🤖 + 🍺 Bots and Beer 0x08 - What AI Should Be... is Just as Complicated as Being Human
The Bots + Beer newsletter ran for about 3 years between 2017-2020 during a time when I was highly involved in chatbot and artificial intelligence development. It was eventually folded into Codepunk as part of the Codepunk newsletter.
Some portions of this newsletter were contributed by Bill Ahern.
What exactly should AI be? Should it be greater than us? Equal to us? Less than us? Artificial intelligence seems to be this catch-all term for an idealized state of human-machine interaction, but what we've developed thus far deals with patterns and processing, and not humanity in any traditional sense. I read a lot of articles on the advancement of artificial intelligence, and I see many articles about how AI should be greater than humans--better memory, better decision-making ability, faster responsiveness. At the same time, we feel the need to prevent AI from making decisions based on certain data sets in the event of bias, or we look for a cooperation between algorithm and human to be the best combination.
Basically, we seem to have this deep-rooted desire for artificial intelligence to be this magical box--some sort of God machine that is both completely human, but also infallible--and we have a tendency to want to layer it with human traits, while also encouraging it to be "better" than us. The conversation almost borders on philosophical.
Think about it. Religious text tells us that humans were made in God's image, and here we are eschewing that relationship, while simultaneously attempting to build artificial intelligence and robotics in our own image. Ironic, huh? It's one of the reasons why I always hated the "computer is like a brain" analogy. That's backwards. We've envisioned and created computer and logic systems to be like the human brain. We're building those things in our own image because it's all we know.
Therein might lie the fallacy. As we move on towards artificial intelligence, we have this creationary desire through inspiration (whether because of religion, folklore, or science fiction) to create something in our image, and we also have this natural bias towards building what we know (or think we know), but we're aware in the back of our heads that it might not be enough. Humanity might not be enough--certainly not enough of an inspiration… and so while we continue to search for those things that make machines more human, we also search for those things that make it less human--less like the worst in humanity.
Maybe it is within that conflict that we'll find the final inspiration to go beyond the imaginary realm of what we think that artificial intelligence should be, and finally get over the hump that takes AI to the next level.

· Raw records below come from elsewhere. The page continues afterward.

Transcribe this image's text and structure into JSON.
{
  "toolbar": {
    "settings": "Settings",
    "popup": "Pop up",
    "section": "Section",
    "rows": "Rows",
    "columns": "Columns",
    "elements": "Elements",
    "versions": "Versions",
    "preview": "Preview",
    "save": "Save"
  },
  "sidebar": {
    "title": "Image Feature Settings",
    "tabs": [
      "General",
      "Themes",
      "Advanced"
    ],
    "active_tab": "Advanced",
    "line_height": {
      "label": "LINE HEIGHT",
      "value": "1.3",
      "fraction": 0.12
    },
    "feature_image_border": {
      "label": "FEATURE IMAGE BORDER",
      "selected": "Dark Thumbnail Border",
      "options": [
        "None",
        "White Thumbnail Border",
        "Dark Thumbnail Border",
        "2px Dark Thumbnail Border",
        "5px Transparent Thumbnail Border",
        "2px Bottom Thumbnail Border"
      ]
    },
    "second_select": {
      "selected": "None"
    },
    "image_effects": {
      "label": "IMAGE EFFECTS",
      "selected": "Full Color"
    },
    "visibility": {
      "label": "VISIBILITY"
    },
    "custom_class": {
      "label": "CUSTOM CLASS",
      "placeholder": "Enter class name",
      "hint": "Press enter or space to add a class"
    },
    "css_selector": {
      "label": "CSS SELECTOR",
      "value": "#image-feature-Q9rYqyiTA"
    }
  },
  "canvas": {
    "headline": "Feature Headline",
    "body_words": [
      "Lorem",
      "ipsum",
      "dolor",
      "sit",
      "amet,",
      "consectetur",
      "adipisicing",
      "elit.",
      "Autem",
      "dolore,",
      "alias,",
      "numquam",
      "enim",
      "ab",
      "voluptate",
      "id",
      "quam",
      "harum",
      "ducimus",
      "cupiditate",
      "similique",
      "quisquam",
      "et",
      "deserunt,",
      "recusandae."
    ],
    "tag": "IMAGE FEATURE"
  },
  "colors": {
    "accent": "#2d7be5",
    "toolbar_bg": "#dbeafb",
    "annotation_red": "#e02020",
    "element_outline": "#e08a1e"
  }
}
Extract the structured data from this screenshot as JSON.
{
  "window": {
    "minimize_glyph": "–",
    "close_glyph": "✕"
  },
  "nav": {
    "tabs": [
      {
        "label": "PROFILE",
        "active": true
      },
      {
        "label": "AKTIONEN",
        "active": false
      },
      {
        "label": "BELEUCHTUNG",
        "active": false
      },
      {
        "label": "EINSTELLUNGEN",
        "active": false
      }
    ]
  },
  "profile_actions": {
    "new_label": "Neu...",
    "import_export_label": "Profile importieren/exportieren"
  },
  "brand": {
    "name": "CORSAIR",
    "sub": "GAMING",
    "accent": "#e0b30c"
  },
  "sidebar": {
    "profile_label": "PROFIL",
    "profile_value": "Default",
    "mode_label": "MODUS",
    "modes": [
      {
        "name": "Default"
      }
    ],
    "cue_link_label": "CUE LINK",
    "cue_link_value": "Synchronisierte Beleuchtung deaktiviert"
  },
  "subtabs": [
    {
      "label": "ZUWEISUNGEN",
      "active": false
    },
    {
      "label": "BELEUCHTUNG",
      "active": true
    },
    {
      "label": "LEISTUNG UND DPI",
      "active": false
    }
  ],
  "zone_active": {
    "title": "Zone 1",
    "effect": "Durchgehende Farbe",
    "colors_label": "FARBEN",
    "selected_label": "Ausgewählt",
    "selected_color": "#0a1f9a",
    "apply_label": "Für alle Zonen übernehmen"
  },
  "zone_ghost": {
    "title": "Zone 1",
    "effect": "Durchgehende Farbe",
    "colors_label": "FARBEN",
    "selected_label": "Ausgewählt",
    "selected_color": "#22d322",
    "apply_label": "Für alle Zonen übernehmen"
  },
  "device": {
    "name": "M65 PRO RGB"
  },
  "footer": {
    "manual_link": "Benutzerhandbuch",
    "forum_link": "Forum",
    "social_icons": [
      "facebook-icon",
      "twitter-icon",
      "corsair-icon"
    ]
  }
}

Algorithms that Don't Remember
Everybody is trying to find the key to greater artificial intelligence--that thing that takes us over the aforementioned hump of just algorithms for word frequency and pattern recognition. Fitting and compression are two phases that neural networks go through as they attempt to refine their algorithms. In compression, the neural network eliminates information about data. Some researches believe that this can be manipulated as a way of strategically forgetting information that ultimately strengthens the algorithm as a whole. Will this help? Or is this another situation where we are using a human metaphor ("forgetting") because we have no other context in which to examine this.
The Moral Obligations of Social and Data Companies?
Facebook absolutely has a moral component to their business model; if any company doesn't, they should. If Facebook is the first tech company to acknowledge these responsibilities (and they aren't), then they need to lead the charge and set an example. Using machine learning to seek out patterns of abuse and hate is critical. Training this technology, moving forward, to better understand the nuances of human interaction than perhaps even humans can: that's the challenge. Data sets fed to AI are flawed and biased because humans are flawed and biased. However, machines can be trained to recognize their own bias and work beyond that.
I would posit that where humans struggle with objectivity, machines would not. The greatest effort is to condition the machine to understand the difference between negative behavior and the free expression of ideas, and people need to be prepared to witness the machines make mistakes as it undergoes this complex process of learning. While machines will be new to this, humans are not, and we must recognize that we have not been doing such a stellar job ourselves of balancing free speech from abusive behavior. My opinion: Companies like Facebook, Microsoft and Google not only have a responsibility to integrate ethical machine learning into their business model, but a moral imperative to teach the machines that we create to possess an ethical model and, hopefully, implement it better than even humans themselves have.
Bot Emulator/MSBot CLI Tutorial Series
I've been ripping through a bunch of chatbot tutorials now that Microsoft has announced the SDK v4 of the Bot Framework, and its many command line utilities. First up? The new Bot Emulator, and all of the cool stuff you can do with the MSBot CLI.
Evil Twin Big Ass Money Stout
Evil Twin's BIg Ass Money Stout is a 17.2% Imperial Stout. It's absolutely delicious, but there is one key caveat: DO you like shots of whiskey? Because this beer is as close to shots of whiskey as any beer has a right to claim. IT IS STRONG. It's thick like motor oil and has a rich, dark caramel flavor that is outstanding. And it can probably be consumed with a shot glass.